Why This VMware Time Bomb Issue is a Big Deal

Why is this VMware time bomb issue such a big deal?

  1. You can’t fix it without breaking some of your environment, in that you have to set the physical hosts’ time back to get it to work. Then the VMs pick up the time change.
  2. You can’t uncheck the “Synchronize guest time with host” option from VirtualCenter while a VM is running, basically condemning you to going to each host to uncheck that option, or letting the time get unsynchronized briefly.
  3. [kb,kb2].vmware.com had been mostly unavailable all morning, preventing people from actually getting to see the articles on the problem.
  4. In my environment, Windows VMs with Tuesday/Wednesday maintenance windows to pick up Microsoft Patch Tuesday updates had problems where the VMware Tools didn’t complete their post-reboot VMware Tools upgrade (“Check and upgrade Tools before each power on”).

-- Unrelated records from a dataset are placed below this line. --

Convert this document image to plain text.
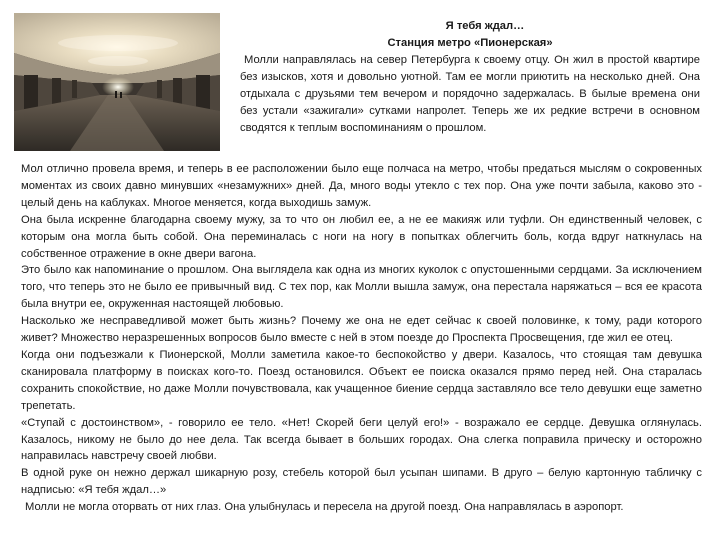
Я тебя ждал…

Станция метро «Пионерская»

Молли направлялась на север Петербурга к своему отцу. Он жил в простой квартире без изысков, хотя и довольно уютной. Там ее могли приютить на несколько дней. Она отдыхала с друзьями тем вечером и порядочно задержалась. В былые времена они без устали «зажигали» сутками напролет. Теперь же их редкие встречи в основном сводятся к теплым воспоминаниям о прошлом.

Мол отлично провела время, и теперь в ее расположении было еще полчаса на метро, чтобы предаться мыслям о сокровенных моментах из своих давно минувших «незамужних» дней. Да, много воды утекло с тех пор. Она уже почти забыла, каково это - целый день на каблуках. Многое меняется, когда выходишь замуж.

Она была искренне благодарна своему мужу, за то что он любил ее, а не ее макияж или туфли. Он единственный человек, с которым она могла быть собой. Она переминалась с ноги на ногу в попытках облегчить боль, когда вдруг наткнулась на собственное отражение в окне двери вагона.

Это было как напоминание о прошлом. Она выглядела как одна из многих куколок с опустошенными сердцами. За исключением того, что теперь это не было ее привычный вид. С тех пор, как Молли вышла замуж, она перестала наряжаться – вся ее красота была внутри ее, окруженная настоящей любовью.

Насколько же несправедливой может быть жизнь? Почему же она не едет сейчас к своей половинке, к тому, ради которого живет? Множество неразрешенных вопросов было вместе с ней в этом поезде до Проспекта Просвещения, где жил ее отец.

Когда они подъезжали к Пионерской, Молли заметила какое-то беспокойство у двери. Казалось, что стоящая там девушка сканировала платформу в поисках кого-то. Поезд остановился. Объект ее поиска оказался прямо перед ней. Она старалась сохранить спокойствие, но даже Молли почувствовала, как учащенное биение сердца заставляло все тело девушки еще заметно трепетать.

«Ступай с достоинством», - говорило ее тело. «Нет! Скорей беги целуй его!» - возражало ее сердце. Девушка оглянулась. Казалось, никому не было до нее дела. Так всегда бывает в больших городах. Она слегка поправила прическу и осторожно направилась навстречу своей любви.

В одной руке он нежно держал шикарную розу, стебель которой был усыпан шипами. В друго – белую картонную табличку с надписью: «Я тебя ждал…»

Молли не могла оторвать от них глаз. Она улыбнулась и пересела на другой поезд. Она направлялась в аэропорт.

Now as we fix the licensing issue those VMs are rebooting themselves outside of their maintenance windows to complete their Tools updates.
  5. People who actually have test environments for their Virtual Infrastructure, and actually have a test regimen for new code, have no way to test for problems like this. Setting the clock forward on machines is tenuous at best.
  6. Waiting longer to roll out patches like this isn’t a solution, because the time bomb could just as easily be three months from now.
  7. Virtual Infrastructure isn’t stable or bug-free enough to wait months to update; each update release like this fixes big problems people are having with their environments.

It all comes down to trust, and there’s a lot of us out here that just got hung out to dry. Doesn’t matter whether Paul Maritz is sorry. We’re sorry, too.

Update: John Troyer reports that the problems with the Knowledge Base are fixed. Thanks guys.

Comments on this entry are closed.

  • Bob,
    “1. You can’t fix it without breaking some of your environment, in that you have to set the physical hosts time back to get it to work. Then the VMs pick up the time change.”

    Are you using ESXi? From I have seen, with ESX the patch doesn’t require a reboot of the host and you can keep your guests up and running.

    “4. In my environment, Windows VMs with Tuesday/Wednesday maintenance windows to pick up Microsoft Patch Tuesday updates had problems where the VMware Tools didn’t complete their post-reboot VMware Tools upgrade (”Check and upgrade Tools before each power on”). Now as we fix the licensing issue those VMs are rebooting themselves outside of their maintenance windows to complete their Tools updates.”

    Why do you have your guests power down and then back up when doing the updates rather than just reboot?

  • 1. No, using normal ESX. The update requires the host to be in maintenance mode or have all the VMs shut down. I didn’t try having esxupdate force the patch, that didn’t seem like the best idea.

    4. We don’t have them power down. What seems to have happened is that the guest OSes rebooted, came up, ESX knew that they had downlevel Tools, ESX knew they needed patching, ESX didn’t patch for some reason (seems like it was related to the licensing issue), then when the licensing issue was resolved it remembered that it needed to do a Tools update.

    And then it did.

  • re #1) I have not seen the update as I am running 3.0.2 but I had seen posts in various places saying that the update did not require a host reboot. I did not realize it did however require that there were no running guest VMs.

    Good luck with things….

  • No offense, it’s nothing personal to you or the VMWare folks, but reading #7 (especially, but this whole thing in general too) makes me glad I don’t use VMWare on servers, only on desktops/laptops.

  • Steve, thing is that Xen/Microsoft aren’t really that much better. Everything is changing so quickly that companies are scrambling to keep up, and none of them are spending enough time (in my opinion) on QA/bugfixes.